If you’re worried about falling off then check out the landing zone first, both so you know which way to fall (if possible) and to spot potential hazards. The classic ankle or foot breaker is the half submerged rock and it may be well worth padding the landing out with your rucksacks which make very good makeshift crash pads if filled with clothing and closed down tight. If you have a bouldering mat in the car anyway then don’t be scared to use it if it increases your safety margin and allows you to push it, as I know plenty of hobbling climbers who wished they’d had a mat to slow them down. 8 BABY
Try not to be so focused on the blankness of a route that you forget to see the potential runners either side of it. If you can climb up and place a side runner at either side you may well take some of the sting out of the route, which although reducing the grade of the route is still counted as a ground-up ascent and is what climbing is all about; making yourself safe through using your head. When baby bouncing you may put unusual forces on your karabiners so make sure they are as strong as possible and make them screwgates if you can.
There often comes a time in a climber’s career when they find themselves committed but unable to make the move necessary to reach safety. If you’re unable to down climb and you don’t want to just jump, then your only option is to get rescued. In these situations it’s obviously best if there is another team nearby to drop you a top rope so you can make the move in safety. When doing so you must make sure you are communicating fully with the unknown climber above and even then treat the rope you’re given as being dubious so continue placing gear as you go.
An old mate of mine, Nigel Prestidge, once tried to solo London Wall at Millstone Edge (a hard E5) but unfortunately once halfway up he suddenly had second thoughts.
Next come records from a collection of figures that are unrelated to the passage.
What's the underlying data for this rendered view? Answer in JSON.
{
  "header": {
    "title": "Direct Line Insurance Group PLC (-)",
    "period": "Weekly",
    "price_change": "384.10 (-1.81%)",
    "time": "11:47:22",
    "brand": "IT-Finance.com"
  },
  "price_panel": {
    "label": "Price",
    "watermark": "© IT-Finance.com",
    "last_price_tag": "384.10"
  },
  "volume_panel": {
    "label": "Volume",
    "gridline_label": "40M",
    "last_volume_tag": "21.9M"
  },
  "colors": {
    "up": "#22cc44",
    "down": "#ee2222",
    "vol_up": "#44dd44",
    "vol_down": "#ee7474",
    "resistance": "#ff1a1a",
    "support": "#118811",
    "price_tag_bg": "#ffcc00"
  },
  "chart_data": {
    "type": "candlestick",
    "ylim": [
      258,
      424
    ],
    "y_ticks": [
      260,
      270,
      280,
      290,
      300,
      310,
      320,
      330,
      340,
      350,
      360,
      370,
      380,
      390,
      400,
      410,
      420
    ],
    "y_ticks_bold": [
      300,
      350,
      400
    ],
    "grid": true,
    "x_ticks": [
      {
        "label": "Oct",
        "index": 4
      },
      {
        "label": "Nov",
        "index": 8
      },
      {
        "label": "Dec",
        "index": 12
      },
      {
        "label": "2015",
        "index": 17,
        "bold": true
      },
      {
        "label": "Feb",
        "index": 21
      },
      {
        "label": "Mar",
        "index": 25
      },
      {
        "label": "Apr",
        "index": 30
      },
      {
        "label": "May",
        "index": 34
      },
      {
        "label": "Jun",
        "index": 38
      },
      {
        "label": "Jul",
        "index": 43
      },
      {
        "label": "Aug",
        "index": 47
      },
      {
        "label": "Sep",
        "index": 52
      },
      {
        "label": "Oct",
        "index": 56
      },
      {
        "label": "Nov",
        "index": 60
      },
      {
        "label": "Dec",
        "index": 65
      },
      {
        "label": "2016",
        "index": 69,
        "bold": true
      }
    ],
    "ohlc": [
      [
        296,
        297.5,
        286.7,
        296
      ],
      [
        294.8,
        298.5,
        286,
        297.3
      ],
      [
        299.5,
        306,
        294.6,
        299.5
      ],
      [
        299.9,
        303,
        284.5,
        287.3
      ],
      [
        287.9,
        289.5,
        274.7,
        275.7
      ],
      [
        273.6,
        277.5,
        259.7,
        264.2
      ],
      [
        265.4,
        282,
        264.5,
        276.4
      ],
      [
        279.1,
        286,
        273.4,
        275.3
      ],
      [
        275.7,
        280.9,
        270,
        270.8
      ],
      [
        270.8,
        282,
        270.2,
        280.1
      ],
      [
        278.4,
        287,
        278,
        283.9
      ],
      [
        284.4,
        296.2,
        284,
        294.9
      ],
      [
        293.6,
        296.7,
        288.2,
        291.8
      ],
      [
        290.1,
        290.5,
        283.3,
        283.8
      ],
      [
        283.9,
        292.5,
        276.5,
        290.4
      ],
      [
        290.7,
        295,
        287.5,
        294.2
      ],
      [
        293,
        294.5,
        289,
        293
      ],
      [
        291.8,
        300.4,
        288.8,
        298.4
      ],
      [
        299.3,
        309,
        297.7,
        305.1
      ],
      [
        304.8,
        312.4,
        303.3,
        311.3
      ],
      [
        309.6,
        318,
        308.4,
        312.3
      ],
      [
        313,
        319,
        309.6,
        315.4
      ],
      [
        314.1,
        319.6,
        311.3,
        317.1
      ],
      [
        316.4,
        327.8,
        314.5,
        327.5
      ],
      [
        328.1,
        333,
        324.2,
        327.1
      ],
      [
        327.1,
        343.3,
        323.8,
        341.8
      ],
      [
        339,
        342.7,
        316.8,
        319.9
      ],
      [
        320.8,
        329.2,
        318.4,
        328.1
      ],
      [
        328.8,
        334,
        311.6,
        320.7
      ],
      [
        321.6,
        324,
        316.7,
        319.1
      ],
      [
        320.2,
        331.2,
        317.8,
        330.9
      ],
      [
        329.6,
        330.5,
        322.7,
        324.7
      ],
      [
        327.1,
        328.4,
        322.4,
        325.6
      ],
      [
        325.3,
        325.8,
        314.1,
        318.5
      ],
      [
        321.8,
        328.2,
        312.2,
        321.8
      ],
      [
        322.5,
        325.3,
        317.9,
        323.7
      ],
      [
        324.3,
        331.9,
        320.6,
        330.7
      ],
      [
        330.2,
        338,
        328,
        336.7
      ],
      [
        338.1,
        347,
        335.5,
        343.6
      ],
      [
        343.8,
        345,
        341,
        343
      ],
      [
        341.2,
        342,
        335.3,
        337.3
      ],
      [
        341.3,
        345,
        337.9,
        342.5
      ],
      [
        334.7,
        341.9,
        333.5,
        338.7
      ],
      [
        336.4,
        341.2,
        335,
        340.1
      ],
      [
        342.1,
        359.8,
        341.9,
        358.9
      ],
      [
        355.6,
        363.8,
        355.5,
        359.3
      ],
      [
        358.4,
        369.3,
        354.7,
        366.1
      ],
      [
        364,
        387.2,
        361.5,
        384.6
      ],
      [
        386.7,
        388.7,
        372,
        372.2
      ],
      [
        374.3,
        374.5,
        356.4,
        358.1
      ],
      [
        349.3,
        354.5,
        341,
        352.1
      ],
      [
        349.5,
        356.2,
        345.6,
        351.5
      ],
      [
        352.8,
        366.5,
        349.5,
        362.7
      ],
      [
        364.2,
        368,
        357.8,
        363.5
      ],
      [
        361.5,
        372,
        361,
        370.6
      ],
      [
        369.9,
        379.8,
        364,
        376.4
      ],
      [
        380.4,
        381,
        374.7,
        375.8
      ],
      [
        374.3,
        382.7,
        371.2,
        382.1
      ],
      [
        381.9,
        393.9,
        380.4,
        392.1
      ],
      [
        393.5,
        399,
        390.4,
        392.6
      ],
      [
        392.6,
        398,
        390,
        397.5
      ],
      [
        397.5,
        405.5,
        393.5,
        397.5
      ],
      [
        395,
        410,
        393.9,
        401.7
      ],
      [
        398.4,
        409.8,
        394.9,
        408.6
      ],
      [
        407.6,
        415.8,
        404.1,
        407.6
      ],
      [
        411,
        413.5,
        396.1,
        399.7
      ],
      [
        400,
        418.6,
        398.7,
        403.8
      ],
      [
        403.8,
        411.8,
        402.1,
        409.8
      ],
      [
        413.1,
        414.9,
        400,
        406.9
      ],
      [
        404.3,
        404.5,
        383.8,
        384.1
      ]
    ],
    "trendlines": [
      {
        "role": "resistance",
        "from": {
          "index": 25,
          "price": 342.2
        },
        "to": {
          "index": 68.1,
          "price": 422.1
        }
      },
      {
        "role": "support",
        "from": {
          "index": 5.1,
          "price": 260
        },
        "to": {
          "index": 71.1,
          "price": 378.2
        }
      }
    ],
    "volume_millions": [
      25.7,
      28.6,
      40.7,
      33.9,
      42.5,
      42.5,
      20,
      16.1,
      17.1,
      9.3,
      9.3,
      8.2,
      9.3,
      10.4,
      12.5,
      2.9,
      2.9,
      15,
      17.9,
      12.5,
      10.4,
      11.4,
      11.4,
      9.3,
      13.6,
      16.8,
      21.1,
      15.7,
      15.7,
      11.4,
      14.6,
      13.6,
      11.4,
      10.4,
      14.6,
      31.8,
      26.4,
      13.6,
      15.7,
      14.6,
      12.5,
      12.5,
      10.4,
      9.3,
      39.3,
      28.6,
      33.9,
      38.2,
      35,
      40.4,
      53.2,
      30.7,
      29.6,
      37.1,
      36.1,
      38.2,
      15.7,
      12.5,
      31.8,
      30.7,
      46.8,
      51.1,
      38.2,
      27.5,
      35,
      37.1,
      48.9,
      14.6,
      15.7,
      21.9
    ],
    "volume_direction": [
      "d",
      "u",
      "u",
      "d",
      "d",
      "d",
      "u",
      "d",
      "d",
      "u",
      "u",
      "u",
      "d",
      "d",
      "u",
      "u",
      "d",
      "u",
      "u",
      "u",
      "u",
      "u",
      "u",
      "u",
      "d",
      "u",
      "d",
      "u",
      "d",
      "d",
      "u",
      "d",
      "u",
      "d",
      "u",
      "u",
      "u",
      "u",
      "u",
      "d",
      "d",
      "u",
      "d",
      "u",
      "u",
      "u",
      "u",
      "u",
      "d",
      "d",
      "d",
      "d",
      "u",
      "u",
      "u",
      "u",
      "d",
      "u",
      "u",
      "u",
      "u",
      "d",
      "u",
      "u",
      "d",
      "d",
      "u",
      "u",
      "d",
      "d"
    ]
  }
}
Totally alone and without a harness he shouted until a guy appeared at the top of the crag and lowered him a rope with a figure of eight in the end. Not thinking twice, Nigel put his wrist in the figure of eight and started climbing. Cranking up the 6a crack he finally made it to the top only to find the guy who’d saved him was simply sitting unbelayed on the edge. When Nigel questioned the strength of this belay he just replied: “Well youth, if you thought you could solo it then I reckoned you wouldn’t fall off.”
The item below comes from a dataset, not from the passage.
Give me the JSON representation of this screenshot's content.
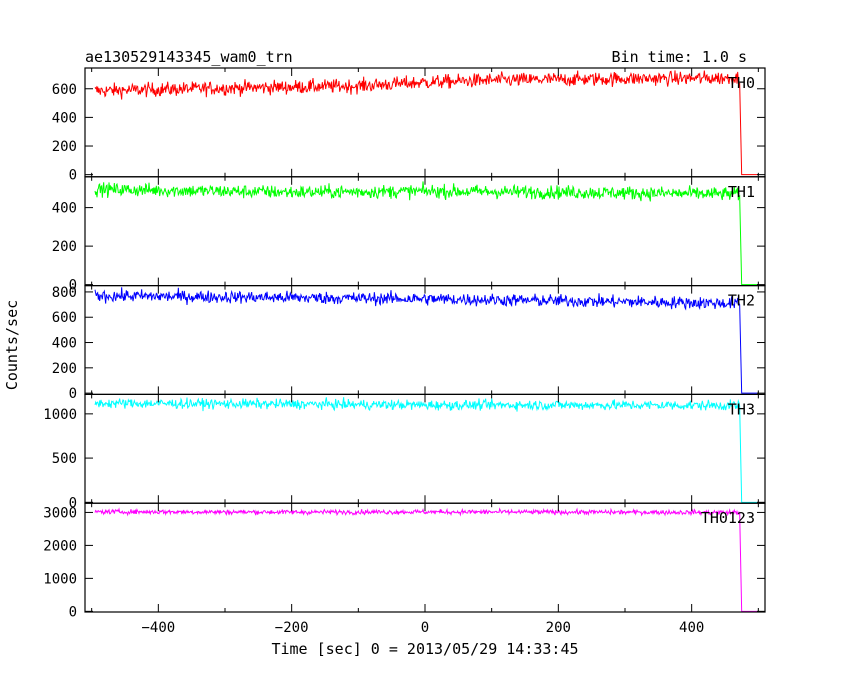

If you find yourselves the only ones on the crag then the only option is to build a solid upward pulling anchor (tree, large boulder, runners) and attach the rope to it so that you can run around to the top without leaving the leader unbelayed. If you’re using a double rope system then you can untie one rope (the one with the least important runners clipped to it) so that you can take this round and belay from the top. With a single rope this isn’t an option, meaning you either need to have thought of this eventuality and brought a second rope, which is unlikely, or you’re going to have to cut what’s left of your rope and try and use this instead, which although costly is better than standing there like turkeys waiting for the mountain rescue to arrive.
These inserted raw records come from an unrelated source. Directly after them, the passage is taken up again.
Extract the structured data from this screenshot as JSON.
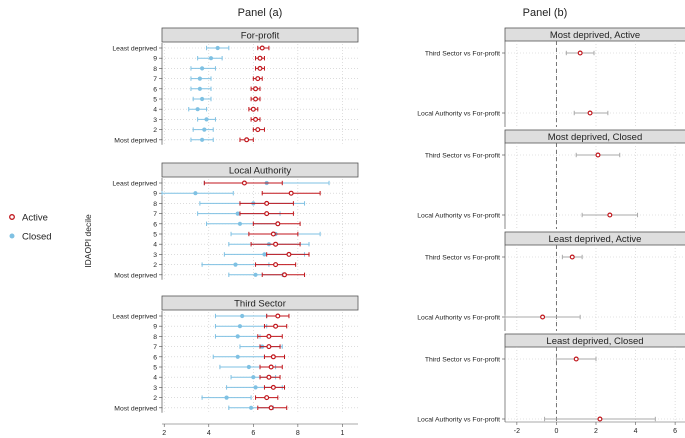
{
  "figure": {
    "ylabel": "IDAOPI decile",
    "legend": [
      {
        "name": "Active",
        "color": "#c0161c",
        "marker": "hollow-circle"
      },
      {
        "name": "Closed",
        "color": "#7fc1e3",
        "marker": "filled-circle"
      }
    ],
    "legend_position": "left"
  },
  "chart_data": [
    {
      "type": "scatter",
      "panel": "Panel (a)",
      "title": "Panel (a)",
      "xticks": [
        2,
        4,
        6,
        8,
        1
      ],
      "xlim": [
        1.9,
        10.7
      ],
      "categories": [
        "Least deprived",
        "9",
        "8",
        "7",
        "6",
        "5",
        "4",
        "3",
        "2",
        "Most deprived"
      ],
      "facets": [
        {
          "title": "For-profit",
          "series": [
            {
              "name": "Active",
              "values": [
                6.4,
                6.3,
                6.3,
                6.2,
                6.1,
                6.1,
                6.0,
                6.1,
                6.2,
                5.7
              ],
              "lower": [
                6.2,
                6.1,
                6.1,
                6.0,
                5.9,
                5.9,
                5.8,
                5.9,
                6.0,
                5.4
              ],
              "upper": [
                6.7,
                6.5,
                6.5,
                6.4,
                6.3,
                6.3,
                6.2,
                6.3,
                6.5,
                6.0
              ]
            },
            {
              "name": "Closed",
              "values": [
                4.4,
                4.1,
                3.7,
                3.6,
                3.6,
                3.7,
                3.5,
                3.9,
                3.8,
                3.7
              ],
              "lower": [
                3.9,
                3.5,
                3.2,
                3.2,
                3.2,
                3.3,
                3.1,
                3.5,
                3.3,
                3.2
              ],
              "upper": [
                4.9,
                4.6,
                4.3,
                4.1,
                4.1,
                4.1,
                3.9,
                4.3,
                4.2,
                4.2
              ]
            }
          ]
        },
        {
          "title": "Local Authority",
          "series": [
            {
              "name": "Active",
              "values": [
                5.6,
                7.7,
                6.6,
                6.6,
                7.1,
                6.9,
                7.0,
                7.6,
                7.0,
                7.4
              ],
              "lower": [
                3.8,
                6.4,
                5.4,
                5.4,
                6.0,
                5.8,
                5.9,
                6.6,
                6.1,
                6.4
              ],
              "upper": [
                7.3,
                9.0,
                7.8,
                7.8,
                8.1,
                8.0,
                8.1,
                8.5,
                7.9,
                8.3
              ]
            },
            {
              "name": "Closed",
              "values": [
                6.6,
                3.4,
                6.0,
                5.3,
                5.4,
                7.0,
                6.7,
                6.5,
                5.2,
                6.1
              ],
              "lower": [
                3.8,
                1.9,
                3.6,
                3.5,
                3.9,
                5.0,
                4.9,
                4.7,
                3.7,
                4.9
              ],
              "upper": [
                9.4,
                5.1,
                8.3,
                7.2,
                7.1,
                9.0,
                8.5,
                8.3,
                6.7,
                7.3
              ]
            }
          ]
        },
        {
          "title": "Third Sector",
          "series": [
            {
              "name": "Active",
              "values": [
                7.1,
                7.0,
                6.7,
                6.7,
                6.9,
                6.8,
                6.7,
                6.9,
                6.6,
                6.8
              ],
              "lower": [
                6.6,
                6.5,
                6.2,
                6.3,
                6.5,
                6.3,
                6.3,
                6.5,
                6.1,
                6.2
              ],
              "upper": [
                7.6,
                7.5,
                7.3,
                7.2,
                7.4,
                7.3,
                7.2,
                7.4,
                7.1,
                7.5
              ]
            },
            {
              "name": "Closed",
              "values": [
                5.5,
                5.4,
                5.3,
                6.4,
                5.3,
                5.8,
                6.0,
                6.1,
                4.8,
                5.9
              ],
              "lower": [
                4.3,
                4.3,
                4.3,
                5.4,
                4.2,
                4.5,
                5.0,
                4.8,
                3.7,
                4.9
              ],
              "upper": [
                6.6,
                6.6,
                6.3,
                7.3,
                6.5,
                7.0,
                7.0,
                7.3,
                5.9,
                6.9
              ]
            }
          ]
        }
      ]
    },
    {
      "type": "scatter",
      "panel": "Panel (b)",
      "title": "Panel (b)",
      "xticks": [
        -2,
        0,
        2,
        4,
        6
      ],
      "xlim": [
        -2.6,
        6.5
      ],
      "reference_line": 0,
      "categories": [
        "Third Sector vs For-profit",
        "Local Authority vs For-profit"
      ],
      "facets": [
        {
          "title": "Most deprived, Active",
          "estimates": [
            1.2,
            1.7
          ],
          "lower": [
            0.5,
            0.9
          ],
          "upper": [
            1.9,
            2.6
          ]
        },
        {
          "title": "Most deprived, Closed",
          "estimates": [
            2.1,
            2.7
          ],
          "lower": [
            1.0,
            1.3
          ],
          "upper": [
            3.2,
            4.1
          ]
        },
        {
          "title": "Least deprived, Active",
          "estimates": [
            0.8,
            -0.7
          ],
          "lower": [
            0.3,
            -2.6
          ],
          "upper": [
            1.3,
            1.2
          ]
        },
        {
          "title": "Least deprived, Closed",
          "estimates": [
            1.0,
            2.2
          ],
          "lower": [
            0.0,
            -0.6
          ],
          "upper": [
            2.0,
            5.0
          ]
        }
      ]
    }
  ]
}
I recently heard about a guy who fell one and a half metres and cracked the back of his head on the ground. He wasn’t wearing a helmet and even though he fell such a short distance he unfortunately died. Don’t just wear a helmet because you’re worried about rockfall. More people die due to their heads hitting something than something hitting their heads and on run-out routes there is a distinct possibility of doing that. So ends the lecture.